Okay so, for the a) part we consider $\lambda=2, t=2, y=$ so we will get the Poisson distribution $\frac{(\lambda t)^y}{y}e^{-\lambda t} = \frac{(2 *2)^5}{5!}e^{-(2* 2)}$
For b) we will have to sum part a) with the new distribution of $\lambda = 2, t=4, y=5$
For part c) we will have another distribution of $\frac{{\lambda t}^0}{0!}e^{-(2*10)}$
Is this correct? Or for each part a), b) and c) we have to consider the new rate?
Your calculation of (a) is correct, but you should be more precise with your notation. Let $Y_t$ be the random number of calls that arrive in the next $t$ minutes. If $Y_t$ is a Poisson process with intensity/rate $\lambda$ per minute, then $$\Pr[Y_2 = 5] = e^{-\lambda t} \frac{(\lambda t)^5}{5!} = e^{-4} \frac{4^5}{5!}.$$
Your calculation of (b) is incorrect.
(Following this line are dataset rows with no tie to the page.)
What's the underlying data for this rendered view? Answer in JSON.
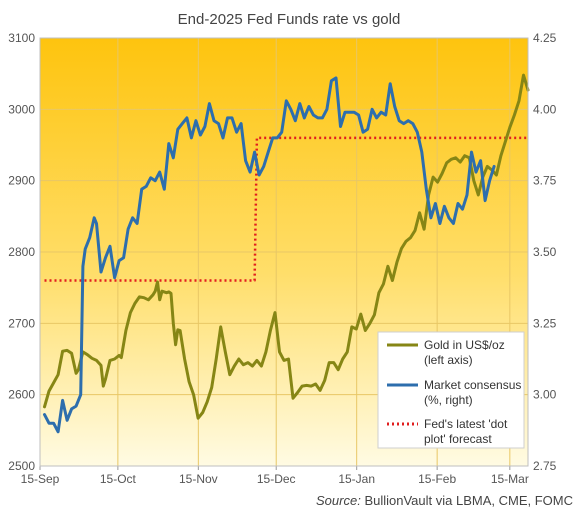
{
  "chart_data": {
    "type": "line",
    "title": "End-2025 Fed Funds rate vs gold",
    "source_label": "Source:",
    "source_text": "BullionVault via LBMA, CME, FOMC",
    "x_tick_labels": [
      "15-Sep",
      "15-Oct",
      "15-Nov",
      "15-Dec",
      "15-Jan",
      "15-Feb",
      "15-Mar"
    ],
    "x_ticks_day": [
      0,
      30,
      61,
      91,
      122,
      153,
      181
    ],
    "x_range_day": [
      0,
      188
    ],
    "y_left": {
      "min": 2500,
      "max": 3100,
      "ticks": [
        2500,
        2600,
        2700,
        2800,
        2900,
        3000,
        3100
      ]
    },
    "y_right": {
      "min": 2.75,
      "max": 4.25,
      "ticks": [
        "2.75",
        "3.00",
        "3.25",
        "3.50",
        "3.75",
        "4.00",
        "4.25"
      ]
    },
    "grid": true,
    "legend_placement": "bottom-right",
    "colors": {
      "gold": "#868615",
      "consensus": "#2d6ead",
      "dotplot": "#e01e1e",
      "bg_top": "#fec40e",
      "bg_bottom": "#fffbe3"
    },
    "series": [
      {
        "name": "Gold in US$/oz (left axis)",
        "legend_lines": [
          "Gold in US$/oz",
          "(left axis)"
        ],
        "axis": "left",
        "points": [
          [
            2,
            2583
          ],
          [
            4,
            2605
          ],
          [
            8,
            2628
          ],
          [
            10,
            2661
          ],
          [
            12,
            2662
          ],
          [
            14,
            2658
          ],
          [
            16,
            2630
          ],
          [
            17,
            2635
          ],
          [
            19,
            2660
          ],
          [
            21,
            2656
          ],
          [
            23,
            2651
          ],
          [
            25,
            2648
          ],
          [
            27,
            2641
          ],
          [
            28,
            2612
          ],
          [
            29,
            2622
          ],
          [
            31,
            2648
          ],
          [
            33,
            2650
          ],
          [
            35,
            2655
          ],
          [
            36,
            2652
          ],
          [
            38,
            2690
          ],
          [
            40,
            2715
          ],
          [
            42,
            2728
          ],
          [
            44,
            2737
          ],
          [
            46,
            2736
          ],
          [
            48,
            2733
          ],
          [
            50,
            2740
          ],
          [
            51,
            2745
          ],
          [
            52,
            2758
          ],
          [
            53,
            2733
          ],
          [
            54,
            2745
          ],
          [
            56,
            2743
          ],
          [
            57,
            2744
          ],
          [
            58,
            2742
          ],
          [
            59,
            2700
          ],
          [
            60,
            2670
          ],
          [
            61,
            2691
          ],
          [
            62,
            2690
          ],
          [
            64,
            2650
          ],
          [
            66,
            2618
          ],
          [
            68,
            2600
          ],
          [
            70,
            2567
          ],
          [
            72,
            2575
          ],
          [
            74,
            2590
          ],
          [
            76,
            2610
          ],
          [
            78,
            2650
          ],
          [
            80,
            2695
          ],
          [
            82,
            2660
          ],
          [
            84,
            2628
          ],
          [
            86,
            2640
          ],
          [
            88,
            2650
          ],
          [
            90,
            2642
          ],
          [
            92,
            2645
          ],
          [
            94,
            2640
          ],
          [
            96,
            2648
          ],
          [
            98,
            2640
          ],
          [
            100,
            2660
          ],
          [
            102,
            2690
          ],
          [
            104,
            2715
          ],
          [
            106,
            2660
          ],
          [
            108,
            2648
          ],
          [
            110,
            2650
          ],
          [
            112,
            2595
          ],
          [
            114,
            2603
          ],
          [
            116,
            2612
          ],
          [
            118,
            2613
          ],
          [
            120,
            2612
          ],
          [
            122,
            2615
          ],
          [
            124,
            2606
          ],
          [
            126,
            2620
          ],
          [
            128,
            2645
          ],
          [
            130,
            2645
          ],
          [
            132,
            2635
          ],
          [
            134,
            2650
          ],
          [
            136,
            2660
          ],
          [
            138,
            2695
          ],
          [
            140,
            2692
          ],
          [
            142,
            2713
          ],
          [
            144,
            2690
          ],
          [
            146,
            2700
          ],
          [
            148,
            2712
          ],
          [
            150,
            2743
          ],
          [
            152,
            2755
          ],
          [
            154,
            2780
          ],
          [
            156,
            2760
          ],
          [
            158,
            2786
          ],
          [
            160,
            2805
          ],
          [
            162,
            2815
          ],
          [
            164,
            2820
          ],
          [
            166,
            2830
          ],
          [
            168,
            2855
          ],
          [
            170,
            2832
          ],
          [
            172,
            2880
          ],
          [
            174,
            2905
          ],
          [
            176,
            2898
          ],
          [
            178,
            2910
          ],
          [
            180,
            2925
          ],
          [
            182,
            2930
          ],
          [
            184,
            2932
          ],
          [
            186,
            2926
          ],
          [
            188,
            2935
          ],
          [
            190,
            2932
          ],
          [
            192,
            2900
          ],
          [
            194,
            2880
          ],
          [
            196,
            2905
          ],
          [
            198,
            2920
          ],
          [
            200,
            2915
          ],
          [
            202,
            2908
          ],
          [
            204,
            2935
          ],
          [
            206,
            2955
          ],
          [
            208,
            2975
          ],
          [
            210,
            2992
          ],
          [
            212,
            3012
          ],
          [
            214,
            3048
          ],
          [
            216,
            3027
          ]
        ]
      },
      {
        "name": "Market consensus (%, right)",
        "legend_lines": [
          "Market consensus",
          "(%, right)"
        ],
        "axis": "right",
        "points": [
          [
            2,
            2.93
          ],
          [
            4,
            2.9
          ],
          [
            6,
            2.9
          ],
          [
            8,
            2.87
          ],
          [
            10,
            2.98
          ],
          [
            12,
            2.91
          ],
          [
            14,
            2.95
          ],
          [
            16,
            2.96
          ],
          [
            18,
            3.0
          ],
          [
            19,
            3.45
          ],
          [
            20,
            3.51
          ],
          [
            22,
            3.55
          ],
          [
            24,
            3.62
          ],
          [
            25,
            3.6
          ],
          [
            27,
            3.43
          ],
          [
            29,
            3.48
          ],
          [
            31,
            3.52
          ],
          [
            33,
            3.41
          ],
          [
            35,
            3.47
          ],
          [
            37,
            3.48
          ],
          [
            39,
            3.58
          ],
          [
            41,
            3.62
          ],
          [
            43,
            3.6
          ],
          [
            45,
            3.72
          ],
          [
            47,
            3.73
          ],
          [
            49,
            3.76
          ],
          [
            51,
            3.75
          ],
          [
            53,
            3.78
          ],
          [
            55,
            3.72
          ],
          [
            57,
            3.88
          ],
          [
            59,
            3.83
          ],
          [
            61,
            3.93
          ],
          [
            63,
            3.95
          ],
          [
            65,
            3.97
          ],
          [
            67,
            3.9
          ],
          [
            69,
            3.96
          ],
          [
            71,
            3.91
          ],
          [
            73,
            3.94
          ],
          [
            75,
            4.02
          ],
          [
            77,
            3.96
          ],
          [
            79,
            3.95
          ],
          [
            81,
            3.9
          ],
          [
            83,
            3.97
          ],
          [
            85,
            3.97
          ],
          [
            87,
            3.92
          ],
          [
            89,
            3.95
          ],
          [
            91,
            3.82
          ],
          [
            93,
            3.78
          ],
          [
            95,
            3.85
          ],
          [
            97,
            3.77
          ],
          [
            99,
            3.8
          ],
          [
            101,
            3.85
          ],
          [
            103,
            3.9
          ],
          [
            105,
            3.9
          ],
          [
            107,
            3.92
          ],
          [
            109,
            4.03
          ],
          [
            111,
            4.0
          ],
          [
            113,
            3.96
          ],
          [
            115,
            4.02
          ],
          [
            117,
            3.97
          ],
          [
            119,
            4.01
          ],
          [
            121,
            3.98
          ],
          [
            123,
            3.97
          ],
          [
            125,
            3.97
          ],
          [
            127,
            4.0
          ],
          [
            129,
            4.1
          ],
          [
            131,
            4.11
          ],
          [
            133,
            3.94
          ],
          [
            135,
            3.99
          ],
          [
            137,
            3.99
          ],
          [
            139,
            3.99
          ],
          [
            141,
            3.98
          ],
          [
            143,
            3.92
          ],
          [
            145,
            3.93
          ],
          [
            147,
            4.0
          ],
          [
            149,
            3.97
          ],
          [
            151,
            3.99
          ],
          [
            153,
            3.98
          ],
          [
            155,
            4.09
          ],
          [
            157,
            4.01
          ],
          [
            159,
            3.96
          ],
          [
            161,
            3.95
          ],
          [
            163,
            3.96
          ],
          [
            165,
            3.95
          ],
          [
            167,
            3.92
          ],
          [
            169,
            3.85
          ],
          [
            171,
            3.72
          ],
          [
            173,
            3.62
          ],
          [
            175,
            3.67
          ],
          [
            177,
            3.6
          ],
          [
            179,
            3.66
          ],
          [
            181,
            3.62
          ],
          [
            183,
            3.6
          ],
          [
            185,
            3.67
          ],
          [
            187,
            3.65
          ],
          [
            189,
            3.7
          ],
          [
            191,
            3.85
          ],
          [
            193,
            3.78
          ],
          [
            195,
            3.82
          ],
          [
            197,
            3.68
          ],
          [
            199,
            3.75
          ],
          [
            201,
            3.8
          ]
        ]
      },
      {
        "name": "Fed's latest 'dot plot' forecast",
        "legend_lines": [
          "Fed's latest 'dot",
          "plot' forecast"
        ],
        "axis": "right",
        "points": [
          [
            2,
            3.4
          ],
          [
            95,
            3.4
          ],
          [
            96,
            3.9
          ],
          [
            216,
            3.9
          ]
        ]
      }
    ]
  }
}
You cannot add the intervals together to get $t = 4$, because when you do, you will no longer account for the fact that exactly $5$ events must occur within each $2$-minute interval. Instead, you must use the respective probability $\Pr[Y_2 = 5]$ and due to the independent increments property, you simply square this value to get the desired probability. In other words, if the probability that exactly $5$ events are observed in $2$ minutes is $p$, then the probability that you observe $5$ events between times $t = 0$ and $t = 2$ and another $5$ events between $t = 2$ and $t = 4$ is simply $p^2$. It would be wrong to compute $\Pr[Y_4 = 10]$, since this probability includes events where, for example, $3$ events occur in the first half and $7$ in the second half of the $4$-minute interval.
Your calculation of part (c) is correct.